I think that’s a great distinction between authenticity and transparency. This is something I’ve put a lot of thought into this year, because authenticity is so important to me–and yet I’ve been learning that this doesn’t mean we can’t choose to keep some things private.

Lori Deschene

Yes, that’s a beautiful goal! I’ve been more in touch with that this year than ever. I definitely feel that urge to seek external validation at times–but when I can recognize it and wrap myself in my own love and acceptance, I feel not only peaceful and complete, but proud.

Lori Deschene

I love your grandmother’s wisdom! I value the opportunity to be open in my writing, and that generally means acknowledging I am human, just like everybody else, and I don’t have everything figured out. I read this post to a loved one last night, and they suggested I shouldn’t publish it because it might reflect poorly on me. I felt good about sharing it, though, and I use that as my barometer!

Lori Deschene

I’m glad you found this helpful! I sometimes feel pretty vulnerable after hitting publish, but I love knowing that sharing these kinds of things helps other people who deal with the same things I do.

Lori Deschene

Thank you so much Lori 2! I’m glad to hear you’re finishing up this case; I hope you’re doing well. I am sending you my prayers, positive energy, and love as well. =)

Lori Deschene

Thanks so much Farnoosh!

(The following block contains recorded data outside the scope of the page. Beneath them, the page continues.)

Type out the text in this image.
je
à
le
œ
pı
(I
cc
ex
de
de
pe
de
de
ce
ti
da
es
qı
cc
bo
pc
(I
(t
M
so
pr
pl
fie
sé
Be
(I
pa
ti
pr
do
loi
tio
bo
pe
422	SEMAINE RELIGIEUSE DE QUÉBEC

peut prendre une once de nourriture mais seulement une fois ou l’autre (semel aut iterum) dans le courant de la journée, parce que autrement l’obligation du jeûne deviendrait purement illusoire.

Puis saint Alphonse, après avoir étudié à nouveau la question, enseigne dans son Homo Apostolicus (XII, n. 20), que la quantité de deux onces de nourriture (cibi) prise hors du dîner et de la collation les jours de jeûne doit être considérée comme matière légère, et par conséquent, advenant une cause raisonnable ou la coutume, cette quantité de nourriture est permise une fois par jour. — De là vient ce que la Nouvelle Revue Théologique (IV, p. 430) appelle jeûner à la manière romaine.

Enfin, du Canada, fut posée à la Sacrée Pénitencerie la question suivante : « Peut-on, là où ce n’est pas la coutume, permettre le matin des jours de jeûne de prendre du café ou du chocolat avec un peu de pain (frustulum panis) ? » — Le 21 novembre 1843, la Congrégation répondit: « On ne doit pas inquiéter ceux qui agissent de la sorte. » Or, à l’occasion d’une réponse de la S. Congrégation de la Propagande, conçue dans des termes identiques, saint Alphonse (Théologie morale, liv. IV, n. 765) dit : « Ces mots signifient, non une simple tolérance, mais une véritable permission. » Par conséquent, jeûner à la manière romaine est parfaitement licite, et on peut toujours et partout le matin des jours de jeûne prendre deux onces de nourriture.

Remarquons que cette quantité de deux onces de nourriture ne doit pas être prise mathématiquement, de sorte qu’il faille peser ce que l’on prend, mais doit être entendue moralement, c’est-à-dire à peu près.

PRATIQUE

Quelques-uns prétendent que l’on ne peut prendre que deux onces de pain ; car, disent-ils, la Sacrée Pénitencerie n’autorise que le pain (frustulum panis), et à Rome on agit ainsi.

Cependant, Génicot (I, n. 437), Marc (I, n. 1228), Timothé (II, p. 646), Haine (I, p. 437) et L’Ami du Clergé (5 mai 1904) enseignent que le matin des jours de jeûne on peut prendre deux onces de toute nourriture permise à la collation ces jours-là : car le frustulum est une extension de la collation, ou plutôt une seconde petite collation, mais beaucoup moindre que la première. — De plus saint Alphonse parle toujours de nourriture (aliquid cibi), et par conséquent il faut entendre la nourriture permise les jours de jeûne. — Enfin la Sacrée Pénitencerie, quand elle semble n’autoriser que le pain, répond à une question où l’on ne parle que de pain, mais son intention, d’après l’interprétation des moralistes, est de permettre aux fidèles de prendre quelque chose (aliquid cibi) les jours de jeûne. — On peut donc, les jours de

I am so grateful you shared my book with your readers. =)

Lori Deschene

You’re most welcome. =)

Lori Deschene

Thank you Elle!

Lori Deschene

Thank you Pam =)

Grace

Thank you, Lori – you wrote this just for me, right?
As a caregiver for my husband, I often think and talk about how much I need a strong support system. It’s great to have helping hands but this made me realize how much I’m searching for that permission and validation – frantically sometimes.
I’ve been complaining of caregiver burnout. “What do I really need – and how can I give it to myself?” 
Many hands make the work light – It takes a village … true enough but at the end of the day, I must do what I do for whatever reasons I have. 
Authenticity is the word that keeps popping up for me lately – just be – just do – chop wood – carry water.
love, Grace

Lori Deschene

I’m glad this came at a good time for you Grace!

I used to work as a respite provider for individuals with developmental disabilities. I would pick them up and take them out for social activities, giving their family caregivers some much needed time to recharge.

I was always amazed by the strength and energy these people had, and I know they sometimes felt guilty for not being able to do more, or for taking time for themselves. I have so much respect and admiration for people who care for their ailing or elderly loved ones. I hope you have some time for you this weekend. Sending you much love! ~Lori

Zaiene

SNAP!
I’ve been working on a blog post on this same topic (looking to others and then getting annoyed when they don’t give you what you need)! Of course, I’m less practised at sitting with an idea for a while – I suppose that is partly why I do write.

Lori Deschene

I had a feeling this was something a lot of people could relate to!